The Amazon release focused on potential benefits for customers — but the new options could also help it overcome some of the biggest expenses associated with home delivery, as its prepares for a holiday season even busier than usual.

US holiday e-commerce sales are expected to grow by more than a third this year, thanks in part to trends such as “guilt-gifting,” and this could pose delivery challenges.

As e-commerce continues to become more popular, retailers are increasingly expected to offer fast and cheap, or even free, delivery.

Traditionally, the “last mile” of delivery – taking it to the customer’s door from the distribution center – is the most difficult and expensive part of the process. In rural areas, delivery points can be several miles apart, with only one or two packages getting dropped off at each one. In urban areas, while stops are closer together, traffic delays can slow this down.

By encouraging customers to collect their orders from distribution points such as stores and Hubs, which requires far fewer individual stop-off points, Amazon can cut out these costs.

Amazon Day similarly means that the e-commerce giant can consolidate multiple smaller deliveries into one larger one, making it cheaper and easier for the company.

Amazon did not immediately respond to a request for comment.

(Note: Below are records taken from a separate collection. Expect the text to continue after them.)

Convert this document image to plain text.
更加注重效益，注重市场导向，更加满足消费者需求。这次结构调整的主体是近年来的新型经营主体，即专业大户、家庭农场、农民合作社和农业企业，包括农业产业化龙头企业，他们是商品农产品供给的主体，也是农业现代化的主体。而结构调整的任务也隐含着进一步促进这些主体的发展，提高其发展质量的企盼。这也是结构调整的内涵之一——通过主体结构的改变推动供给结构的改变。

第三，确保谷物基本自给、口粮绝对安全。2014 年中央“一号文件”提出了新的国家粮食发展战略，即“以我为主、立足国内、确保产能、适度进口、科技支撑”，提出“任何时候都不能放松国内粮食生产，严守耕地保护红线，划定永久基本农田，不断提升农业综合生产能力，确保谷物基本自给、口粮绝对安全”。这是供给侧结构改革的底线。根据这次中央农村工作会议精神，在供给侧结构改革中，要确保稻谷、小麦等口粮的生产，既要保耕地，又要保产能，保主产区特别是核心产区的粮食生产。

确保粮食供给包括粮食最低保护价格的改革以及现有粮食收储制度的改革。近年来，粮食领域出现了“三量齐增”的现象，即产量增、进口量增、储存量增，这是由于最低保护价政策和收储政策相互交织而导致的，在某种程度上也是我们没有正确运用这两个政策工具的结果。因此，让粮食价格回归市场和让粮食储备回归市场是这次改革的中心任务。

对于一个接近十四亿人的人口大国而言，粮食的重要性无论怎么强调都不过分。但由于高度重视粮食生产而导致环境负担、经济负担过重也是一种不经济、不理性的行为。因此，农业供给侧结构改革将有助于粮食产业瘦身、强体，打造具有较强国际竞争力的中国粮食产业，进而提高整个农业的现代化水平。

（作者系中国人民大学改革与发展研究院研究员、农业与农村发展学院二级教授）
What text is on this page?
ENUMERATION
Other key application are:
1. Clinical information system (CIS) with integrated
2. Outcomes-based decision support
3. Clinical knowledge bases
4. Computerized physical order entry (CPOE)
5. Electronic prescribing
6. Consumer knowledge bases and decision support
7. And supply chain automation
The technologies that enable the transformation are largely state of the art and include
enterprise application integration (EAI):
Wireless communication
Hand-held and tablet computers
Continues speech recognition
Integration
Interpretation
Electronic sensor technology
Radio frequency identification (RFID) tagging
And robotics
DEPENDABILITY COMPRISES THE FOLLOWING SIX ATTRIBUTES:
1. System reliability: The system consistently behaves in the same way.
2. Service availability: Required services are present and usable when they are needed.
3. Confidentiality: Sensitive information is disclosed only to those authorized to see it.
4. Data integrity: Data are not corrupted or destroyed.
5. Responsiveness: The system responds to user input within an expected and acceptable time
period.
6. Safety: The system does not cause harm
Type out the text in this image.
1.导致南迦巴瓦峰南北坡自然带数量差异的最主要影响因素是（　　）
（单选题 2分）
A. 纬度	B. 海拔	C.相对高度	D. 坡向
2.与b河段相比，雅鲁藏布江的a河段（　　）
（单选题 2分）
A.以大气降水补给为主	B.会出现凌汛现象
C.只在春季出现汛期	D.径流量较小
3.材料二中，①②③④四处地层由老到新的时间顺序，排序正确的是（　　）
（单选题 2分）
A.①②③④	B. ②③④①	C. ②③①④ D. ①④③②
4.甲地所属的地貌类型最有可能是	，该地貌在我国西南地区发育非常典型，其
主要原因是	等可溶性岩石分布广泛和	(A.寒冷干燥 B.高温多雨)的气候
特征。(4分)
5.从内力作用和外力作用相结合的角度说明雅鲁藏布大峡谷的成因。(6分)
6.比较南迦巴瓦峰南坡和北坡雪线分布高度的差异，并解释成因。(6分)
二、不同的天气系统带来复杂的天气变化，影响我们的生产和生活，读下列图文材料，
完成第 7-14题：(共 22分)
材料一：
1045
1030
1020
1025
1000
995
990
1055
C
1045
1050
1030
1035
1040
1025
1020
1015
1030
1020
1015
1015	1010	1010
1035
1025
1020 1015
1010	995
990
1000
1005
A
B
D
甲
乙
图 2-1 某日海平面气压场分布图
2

Amazon has said it expects to record about $4 billion in COVID-related costs this quarter. This comes from indirect costs such as loss in productivity alongside direct ones like buying protective gear for its employees.

Amazon isn’t the only retailer preparing for a surge of online orders. Walmart is adding 42 pop-up e-commerce distribution centers, which will ship up to 30% of its holiday orders, alongside hiring 20,000 e-commerce warehouse workers.

Macy’s, meanwhile, has partnered with DoorDash for the Black Friday and holiday season. The delivery platform is “expecting the unexpected” this year.